My application takes in speech input and is successfully able to group words that match together to form either one word or a group of words - called phrases; be it a name, an action, a pet, or a time frame.
I have a master list of the phrases that are allowed and are stored in their respective arrays. So I have the following arrays validNamesArray, validActionsArray, validPetsArray, and a validTimeFramesArray.
A new array of phrases is returned each and every time the user stops speaking.

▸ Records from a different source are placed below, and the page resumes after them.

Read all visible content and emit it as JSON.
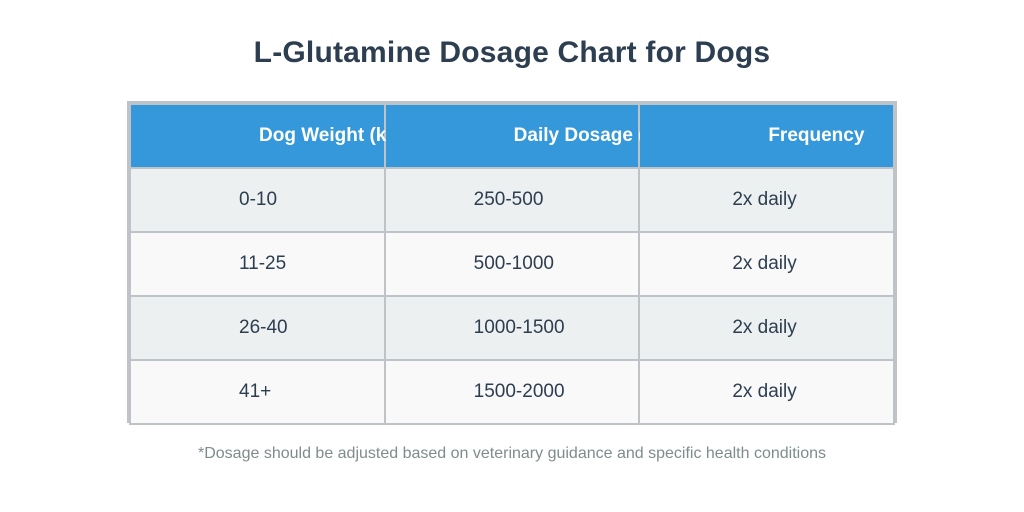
{
  "title": "L-Glutamine Dosage Chart for Dogs",
  "table": {
    "headers": [
      "Dog Weight (kg)",
      "Daily Dosage (mg)",
      "Frequency"
    ],
    "rows": [
      [
        "0-10",
        "250-500",
        "2x daily"
      ],
      [
        "11-25",
        "500-1000",
        "2x daily"
      ],
      [
        "26-40",
        "1000-1500",
        "2x daily"
      ],
      [
        "41+",
        "1500-2000",
        "2x daily"
      ]
    ]
  },
  "footnote": "*Dosage should be adjusted based on veterinary guidance and specific health conditions",
  "colors": {
    "header_bg": "#3498db",
    "header_text": "#ffffff",
    "row_alt_bg": "#ecf0f1",
    "row_plain_bg": "#f9f9f9",
    "border": "#bdc3c7",
    "title_text": "#2c3e50",
    "footnote_text": "#7f8c8d"
  }
}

NSArray *phrasesBeingFedIn = #[#"CHARLIE", #"EAT", #"AT TEN O CLOCK",
#"CAT",
#"DOG", "URINATE",
#"CHILDREN", #"ITS TIME TO", #"PLAY"];
Knowing that its ok to have the following combination to create a command:
COMMAND 1: NAME + ACTION + TIME FRAME
COMMAND 2: PET + ACTION
COMMAND n: n + n, .. + n
//In the example above, only the groups of phrases 'Charlie eat at ten o clock' and 'dog urinate'
//would be valid commands, the phrase 'cat' would not qualify any of the commands
//and will therefor be ignored
Question
What is the best way for me to parse through the phrases being fed in and determine which combination phrases will satisfy my list of commands?
POSSIBLE solution I've come up with
One way is to step through the array and have if and else statements that check the phrases ahead and see if they satisfy any valid command patterns from the list, however my solution is not dynamic, I would have to add a new set of if and else statements for every single new command permutation I create.
My solution is not efficient. Any ideas on how I could go about creating something like this that will work and is dynamic no matter if I add a new command sequence of phrase combination?
I think what I would do is make an array for each category of speech (pet, command, etc). Those arrays would obviously have strings as elements. You could then test each word against each simple array using
[simpleWordListOfPets containsObject:word]
Which would return a BOOL result. You could do that in a case statement. The logic after that is up to you, but I would keep scanning the sentence using NSScanner until you have finished evaluating each section.
I've used some similar concepts to analyze a paragraph... it starts off like this:
while ([scanner scanUpToString:#"," intoString:&word]) {
processedWordCount++;
NSLog(#"%i total words processed", processedWordCount);
// Does word exist in the simple list?
if ([simpleWordList containsObject:word]) {
//NSLog(#"Word already exists: %#", word);
You would continue it with whatever logic you wanted (and you would search for a space rather than a ",".